One more thing I forgot to mention. The debate is tomorrow, so I need, if it’s at all possible, to speak to you tonight. It’s at Harvard, being sponsored by the Agnostic Chaplaincy, and I’m not making this up just to get you to call me. According to Roz, the whole campus is plastered with posters about this thing. I know how busy you are, but the fate of all freethinkers hangs in the balance.
XXIII The Argument from the Disenchantment of the World
Roz had been delayed in returning from the Amazon, and when she came back she had been transformed. There were no more dreadlocks. She was deeply tanned and on first glance looked hale and hearty. But a second glance revealed that all was not right. She looked pale beneath the tan. There was something drawn and almost haggard in her noble face.
“Did you lose weight?” Cass asked when she answered the door of her apartment. She had just gotten back that day. She had been incommunicado while she was with the Onuma, and the only word that Cass had gotten from her was a quick phone call from the airport in Miami saying she was on her way home.
“Lose weight? I don’t know.”
It didn’t take her long-in fact, only till the next sentence-to tell Cass of her real losses. Tragedy had swept through the immune-depressed Onuma, a mortal outbreak of measles. The children had been particularly hard hit, including-and here her eyes overwhelmed with tears- Tsetse. Roz was in mourning.
She sat cross-legged across from cross-legged Cass in her apartment, which she always joked had been bugged by her landlords, the Wilde man and his wife, to keep tabs on their oestrous offspring, and she pulled out the few pictures she had taken on her previous trips of Tsetse, smiling with a mischief so delighted with itself you could all but hear the guffaws.
“And look at this one. This is him offering me a taste from the jar of peanut butter he had stolen out of my hut.”
Tsetse, with a solemn look, was holding out a piece of leaf dabbed with brown, to a Roz doubled-up with laughter.

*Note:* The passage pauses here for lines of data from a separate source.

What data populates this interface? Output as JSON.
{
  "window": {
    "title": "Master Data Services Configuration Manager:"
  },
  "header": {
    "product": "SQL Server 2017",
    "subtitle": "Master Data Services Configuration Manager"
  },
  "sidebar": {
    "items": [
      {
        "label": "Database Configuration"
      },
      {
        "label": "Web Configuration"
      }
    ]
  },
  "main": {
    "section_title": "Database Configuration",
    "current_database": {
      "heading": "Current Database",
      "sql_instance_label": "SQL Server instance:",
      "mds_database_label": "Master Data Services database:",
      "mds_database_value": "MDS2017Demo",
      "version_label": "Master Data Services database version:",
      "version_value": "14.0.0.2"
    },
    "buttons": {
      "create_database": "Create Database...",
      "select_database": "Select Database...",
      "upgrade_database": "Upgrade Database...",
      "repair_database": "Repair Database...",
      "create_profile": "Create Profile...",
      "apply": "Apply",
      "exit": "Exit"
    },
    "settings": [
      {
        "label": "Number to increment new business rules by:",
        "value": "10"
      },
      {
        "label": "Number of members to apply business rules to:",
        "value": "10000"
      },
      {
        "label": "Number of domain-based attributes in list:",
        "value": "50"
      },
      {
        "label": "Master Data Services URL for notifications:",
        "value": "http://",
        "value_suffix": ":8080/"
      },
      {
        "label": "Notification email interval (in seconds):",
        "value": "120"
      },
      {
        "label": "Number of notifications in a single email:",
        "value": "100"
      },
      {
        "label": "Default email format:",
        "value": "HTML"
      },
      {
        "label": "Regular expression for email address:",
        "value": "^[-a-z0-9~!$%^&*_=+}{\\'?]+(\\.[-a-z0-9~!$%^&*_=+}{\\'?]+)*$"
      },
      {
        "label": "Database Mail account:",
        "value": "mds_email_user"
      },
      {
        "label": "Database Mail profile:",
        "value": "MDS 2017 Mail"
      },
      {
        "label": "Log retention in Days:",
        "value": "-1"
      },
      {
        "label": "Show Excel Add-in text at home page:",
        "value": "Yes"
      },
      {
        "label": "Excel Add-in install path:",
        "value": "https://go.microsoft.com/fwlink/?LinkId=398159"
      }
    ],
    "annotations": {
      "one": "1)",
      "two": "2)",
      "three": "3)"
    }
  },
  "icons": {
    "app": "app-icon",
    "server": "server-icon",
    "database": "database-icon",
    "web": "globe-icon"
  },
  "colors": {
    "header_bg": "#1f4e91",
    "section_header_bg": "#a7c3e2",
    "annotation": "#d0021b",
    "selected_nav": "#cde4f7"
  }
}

“That’s why I stayed on longer. Absalom was trying desperately to get vaccine sent in, by way of the missionaries, and then he and I went from village to village vaccinating. But it was too late for many of them, most of all the children.” She broke down and sobbed.
“Okay,” she finally said. “That’s it for me, at least for now. I’ve got lots more stories, but I don’t have the heart for them now. Tell me what’s been going on with you. Anything new?”